August-16th-2008, 11:40 AM
Another Dumb Home Video Question--Mac Specific
So I hooked a DV camera up to my MacBook Pro via Firewire/iLink and transferred a bunch of stuff into iMovie onto my internal drive (I would have transferred to one of external drives, but I have only one Firewire input).
Then I copied the stuff onto an external and I thought I'd deleted it off my internal drive, but obviously I haven't--I only have 9.72 gigs left out of 111. And of course, the computer's performance reflects this.
I've searched my main harddrive and can't find any video stuff on it, other than the application iMovie. Any idea how I can find what I transferred onto the internal drive and get rid of it?
August-16th-2008, 05:55 PM
Mac has online help but I haven't played around with anything like that.
August-19th-2008, 01:23 PM
Did you name the file? You can usually hunt this kind of thing down through the Finder.
Originally Posted by Jazzooo
August-19th-2008, 01:41 PM
iMovie renders the file on import. This is why you're able to scrub through the movie as soon as it's finished importing. This means that if you were to blow away the original that you'll also blow away the rendered movie within iMovie.
Your movie is likely stored in your library under your user name.
If you didn't name your file, you could do a search using spotlight. Based on what you said I'm taking a guess that your camera does not use minidv tape, that it uses a chip. If so, there is a good chance you could search using this *.avi
I believe you can change where to store the file by going in the user preferences from within iMovie. This will only help you for future imports. If you find that you use iMovie a lot, you may want to consider upgrading to Final Cut Express - it's around $100 but offers so much more editing capabilities.
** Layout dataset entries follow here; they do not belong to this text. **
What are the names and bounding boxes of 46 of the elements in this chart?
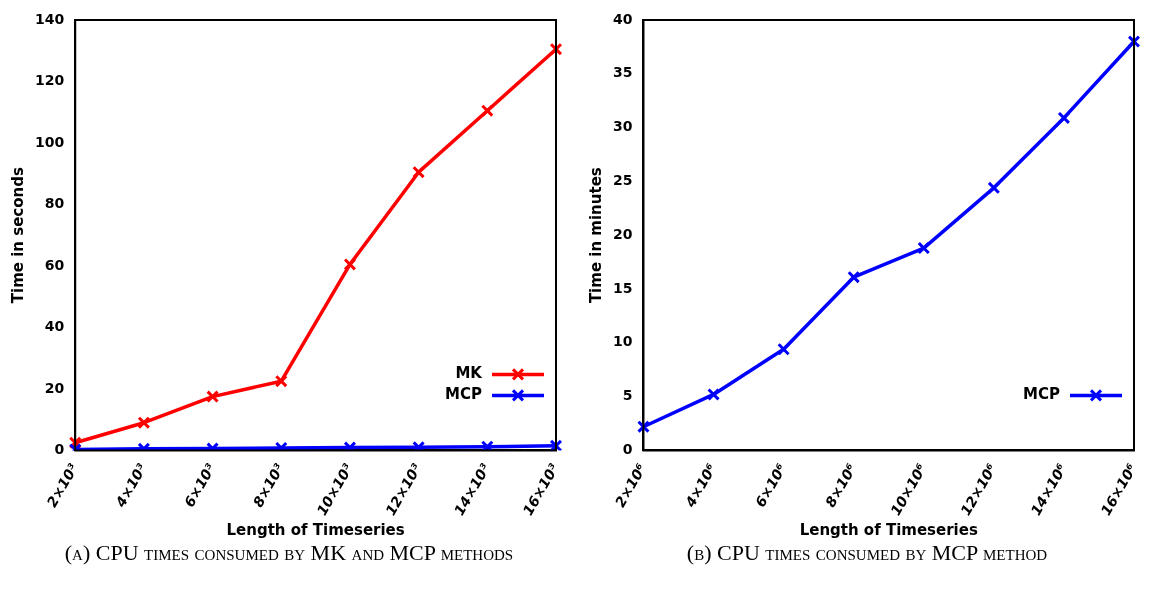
y-tick-label: 35 <box>613 64 633 81</box>
y-axis-title: Time in minutes <box>586 167 605 304</box>
x-axis-title: Length of Timeseries <box>799 520 978 539</box>
y-tick-label: 40 <box>613 10 633 27</box>
y-tick-label: 100 <box>34 133 65 150</box>
y-tick-label: 20 <box>44 379 65 396</box>
point <box>274 441 288 451</box>
legend-label: MCP <box>1023 385 1060 404</box>
point <box>1057 111 1071 125</box>
point <box>343 257 357 271</box>
y-tick-label: 120 <box>34 72 65 89</box>
point <box>137 416 151 430</box>
point <box>412 165 426 179</box>
x-axis-title: Length of Timeseries <box>226 520 405 539</box>
y-axis-title: Time in seconds <box>8 167 27 304</box>
point <box>847 270 861 284</box>
text: (a) CPU times consumed by MK and MCP methods <box>63 540 515 566</box>
point <box>343 441 357 451</box>
y-tick-label: 15 <box>613 279 633 296</box>
y-tick-label: 80 <box>44 195 65 212</box>
point <box>777 342 791 356</box>
legend-label: MK <box>455 364 484 383</box>
point <box>987 181 1001 195</box>
y-tick-label: 60 <box>44 256 65 273</box>
y-tick-label: 25 <box>613 172 633 189</box>
point <box>917 241 931 255</box>
y-tick-label: 0 <box>54 441 65 458</box>
point <box>274 374 288 388</box>
y-tick-label: 30 <box>613 118 633 135</box>
text: (b) CPU times consumed by MCP method <box>685 540 1049 566</box>
point <box>1127 35 1141 48</box>
point <box>549 439 563 451</box>
y-tick-label: 0 <box>622 441 633 458</box>
point <box>480 104 494 118</box>
point <box>206 390 220 404</box>
y-tick-label: 140 <box>34 10 65 27</box>
y-tick-label: 40 <box>44 318 65 335</box>
point <box>412 440 426 451</box>
point <box>549 42 563 56</box>
point <box>637 420 650 434</box>
y-tick-label: 10 <box>613 333 633 350</box>
point <box>480 440 494 451</box>
y-tick-label: 5 <box>622 387 633 404</box>
legend-label: MCP <box>445 385 482 404</box>
y-tick-label: 20 <box>613 225 633 242</box>
point <box>707 387 721 401</box>
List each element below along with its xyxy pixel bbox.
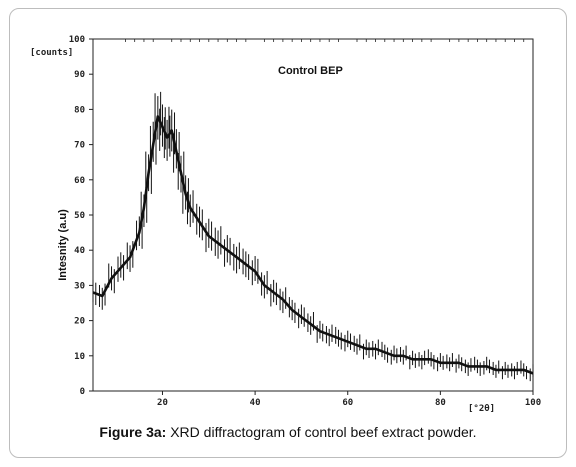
- x-tick-label: 80: [435, 398, 446, 408]
- x-unit-label: [°2θ]: [468, 404, 495, 414]
- caption-text: XRD diffractogram of control beef extrac…: [166, 424, 477, 440]
- chart-annotation: Control BEP: [278, 65, 343, 77]
- y-tick-label: 10: [74, 352, 85, 362]
- y-tick-label: 50: [74, 211, 85, 221]
- y-tick-label: 70: [74, 141, 85, 151]
- y-unit-label: [counts]: [30, 48, 73, 58]
- y-axis-label: Intesnity (a.u): [57, 209, 69, 281]
- x-tick-label: 60: [342, 398, 353, 408]
- y-tick-label: 40: [74, 246, 85, 256]
- y-tick-label: 90: [74, 70, 85, 80]
- x-tick-label: 40: [250, 398, 261, 408]
- plot-area: [92, 38, 534, 392]
- y-tick-label: 20: [74, 317, 85, 327]
- y-tick-label: 60: [74, 176, 85, 186]
- series-group: [92, 91, 534, 382]
- y-tick-label: 80: [74, 105, 85, 115]
- axis-ticks: 0 10 20 30 40 50 60 70 80 90 100 20 40 60 80 100: [69, 35, 541, 408]
- caption-label: Figure 3a:: [99, 424, 167, 440]
- y-tick-label: 0: [80, 387, 85, 397]
- y-tick-label: 100: [69, 35, 85, 45]
- figure-frame: [9, 8, 567, 458]
- figure-caption: Figure 3a: XRD diffractogram of control …: [0, 424, 576, 440]
- diffractogram-line: [92, 115, 534, 375]
- x-tick-label: 20: [157, 398, 168, 408]
- x-tick-label: 100: [525, 398, 541, 408]
- y-tick-label: 30: [74, 281, 85, 291]
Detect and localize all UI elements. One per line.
I've gone full circle - video is a difficult medium to work well on a home computer and the technology is changing as fast as digital cameras. Now HD is the norm, which requires a state of the art 2x4 core machine to run with any amount of speed. In less than 5 years you'll see DSLRs and Video merging into a single format. Cameras will easily shoot 29 frames per second with 24meg files.
Last edited by Troll; August-19th-2008 at 04:02 PM.